At a recent listening session for women, hosted by Utah’s Women in the Economy Commission, several participants shared examples of being denied government funding because their home-based business was viewed inaccurately as a “hobby business.” Such a determination discounts the vital role women play in the economy as leaders, producers, and small business entrepreneurs.
Erroneous labeling that leads to dismissing requests for capital presents another challenge we must overcome to advance equity and inclusion in opportunity for women. The IRS defines a business as one that people engage in an attempt to make a profit. There are also factors that demonstrate what a hobby is and what a business venture seeks to do, such as maintaining books, seeking profitability and changing methods to improve a product.
Many successful businesses get their start when entrepreneurs turn interests into enterprises.
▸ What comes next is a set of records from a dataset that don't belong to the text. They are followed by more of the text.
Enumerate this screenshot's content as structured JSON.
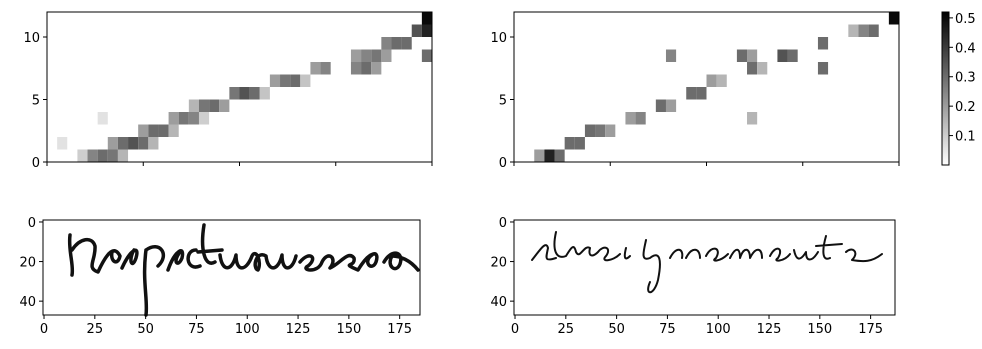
{
  "chart_data": [
    {
      "type": "heatmap",
      "xlim": [
        0,
        190
      ],
      "ylim": [
        0,
        12
      ],
      "yticks": [
        0,
        5,
        10
      ],
      "cells": [
        [
          15,
          0,
          0.1
        ],
        [
          20,
          0,
          0.25
        ],
        [
          25,
          0,
          0.3
        ],
        [
          30,
          0,
          0.28
        ],
        [
          35,
          0,
          0.15
        ],
        [
          30,
          1,
          0.2
        ],
        [
          35,
          1,
          0.3
        ],
        [
          40,
          1,
          0.35
        ],
        [
          45,
          1,
          0.3
        ],
        [
          50,
          1,
          0.15
        ],
        [
          5,
          1,
          0.06
        ],
        [
          45,
          2,
          0.2
        ],
        [
          50,
          2,
          0.3
        ],
        [
          55,
          2,
          0.3
        ],
        [
          60,
          2,
          0.15
        ],
        [
          25,
          3,
          0.06
        ],
        [
          60,
          3,
          0.2
        ],
        [
          65,
          3,
          0.28
        ],
        [
          70,
          3,
          0.25
        ],
        [
          75,
          3,
          0.1
        ],
        [
          70,
          4,
          0.15
        ],
        [
          75,
          4,
          0.28
        ],
        [
          80,
          4,
          0.3
        ],
        [
          85,
          4,
          0.2
        ],
        [
          90,
          5,
          0.28
        ],
        [
          95,
          5,
          0.35
        ],
        [
          100,
          5,
          0.3
        ],
        [
          105,
          5,
          0.12
        ],
        [
          110,
          6,
          0.2
        ],
        [
          115,
          6,
          0.28
        ],
        [
          120,
          6,
          0.3
        ],
        [
          125,
          6,
          0.12
        ],
        [
          130,
          7,
          0.2
        ],
        [
          135,
          7,
          0.25
        ],
        [
          150,
          7,
          0.25
        ],
        [
          155,
          7,
          0.3
        ],
        [
          160,
          7,
          0.2
        ],
        [
          150,
          8,
          0.2
        ],
        [
          155,
          8,
          0.25
        ],
        [
          160,
          8,
          0.28
        ],
        [
          165,
          8,
          0.2
        ],
        [
          165,
          9,
          0.25
        ],
        [
          170,
          9,
          0.3
        ],
        [
          175,
          9,
          0.3
        ],
        [
          180,
          10,
          0.35
        ],
        [
          185,
          10,
          0.45
        ],
        [
          185,
          11,
          0.5
        ],
        [
          185,
          8,
          0.3
        ]
      ]
    },
    {
      "type": "heatmap",
      "xlim": [
        0,
        190
      ],
      "ylim": [
        0,
        12
      ],
      "yticks": [
        0,
        5,
        10
      ],
      "cells": [
        [
          10,
          0,
          0.2
        ],
        [
          15,
          0,
          0.45
        ],
        [
          20,
          0,
          0.3
        ],
        [
          25,
          1,
          0.3
        ],
        [
          30,
          1,
          0.3
        ],
        [
          35,
          2,
          0.3
        ],
        [
          40,
          2,
          0.28
        ],
        [
          45,
          2,
          0.2
        ],
        [
          55,
          3,
          0.2
        ],
        [
          60,
          3,
          0.25
        ],
        [
          115,
          3,
          0.15
        ],
        [
          70,
          4,
          0.3
        ],
        [
          75,
          4,
          0.2
        ],
        [
          85,
          5,
          0.3
        ],
        [
          90,
          5,
          0.3
        ],
        [
          95,
          6,
          0.2
        ],
        [
          100,
          6,
          0.15
        ],
        [
          115,
          7,
          0.3
        ],
        [
          120,
          7,
          0.15
        ],
        [
          150,
          7,
          0.3
        ],
        [
          75,
          8,
          0.25
        ],
        [
          110,
          8,
          0.3
        ],
        [
          115,
          8,
          0.2
        ],
        [
          130,
          8,
          0.35
        ],
        [
          135,
          8,
          0.3
        ],
        [
          150,
          9,
          0.3
        ],
        [
          170,
          10,
          0.25
        ],
        [
          175,
          10,
          0.3
        ],
        [
          165,
          10,
          0.15
        ],
        [
          185,
          11,
          0.5
        ]
      ]
    },
    {
      "type": "colorbar",
      "ylim": [
        0,
        0.52
      ],
      "yticks": [
        0.1,
        0.2,
        0.3,
        0.4,
        0.5
      ]
    },
    {
      "type": "image",
      "xlim": [
        -0.5,
        185
      ],
      "ylim": [
        47,
        -1
      ],
      "xticks": [
        0,
        25,
        50,
        75,
        100,
        125,
        150,
        175
      ],
      "yticks": [
        0,
        20,
        40
      ]
    },
    {
      "type": "image",
      "xlim": [
        -0.5,
        187
      ],
      "ylim": [
        47,
        -1
      ],
      "xticks": [
        0,
        25,
        50,
        75,
        100,
        125,
        150,
        175
      ],
      "yticks": [
        0,
        20,
        40
      ]
    }
  ]
}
As a society, we should encourage people to follow their passion while earning a living. Women entrepreneurs are taking a risk, filling a market need and accounting for profit/loss and we should support them as they grow the economy from home. Especially during a pandemic, we should not make the mistake of undervaluing home-based businesses that could become the next unicorn that started in a basement or garage.
Helping women entrepreneurs and business owners achieve their dreams is the mission of the The Women’s Business Center of Utah, housed in the Salt Lake Chamber. We see first-hand how women start and grow businesses, create jobs, provide financially for families and contribute to the local and statewide economy. We know the effort that goes into starting a venture and the grit to keep it going. These are some of the brightest and hardworking startup minds in the state.
Some statistics that do not always make the headlines are that women make up over one-third of small business owners in Utah and the U.S., they are the majority of newly self-employed, and female-founded businesses tend to be more stable investments.
This story also reveals that women face greater scrutiny when it comes to accessing capital and thus seek investment less than male counterparts. When you consider that women in the workplace have been more negatively impacted by the pandemic, the need to overcome cognitive bias and provide support to women business leaders is elevated.
The changing nature of work with the pandemic shifting much to the home should enlighten everyone to the critical role that home-based businesses and remote operations play in our economy going forward. This structural change will have some permanence to it but we must also adapt our operations and understanding to include more fully our women home-based business owners.
Let us work collectively to remove roadblocks to success and support women to with the opportunity to provide for themselves and their families, and be an agent of change in their community:
Denial of capital from investors,
Not taken seriously because their business is home-based,
Given less-favorable terms with vendors or venues, and
Misunderstanding reason for starting the business, i.e. thinking it is a hobby
When we support women who run businesses from their homes we encourage growth, seed communities with opportunity, expand the middle class and point our compass to the true north — standing with any person attempting to engage in the economy no matter the place, person, or title. Supporting our female entrepreneurs will create a win-win for our state and economy.
Ann Marie Wallace is state director of the Women’s Business Center of Utah.
Derek Miller is president and CEO of the Salt Lake Chamber.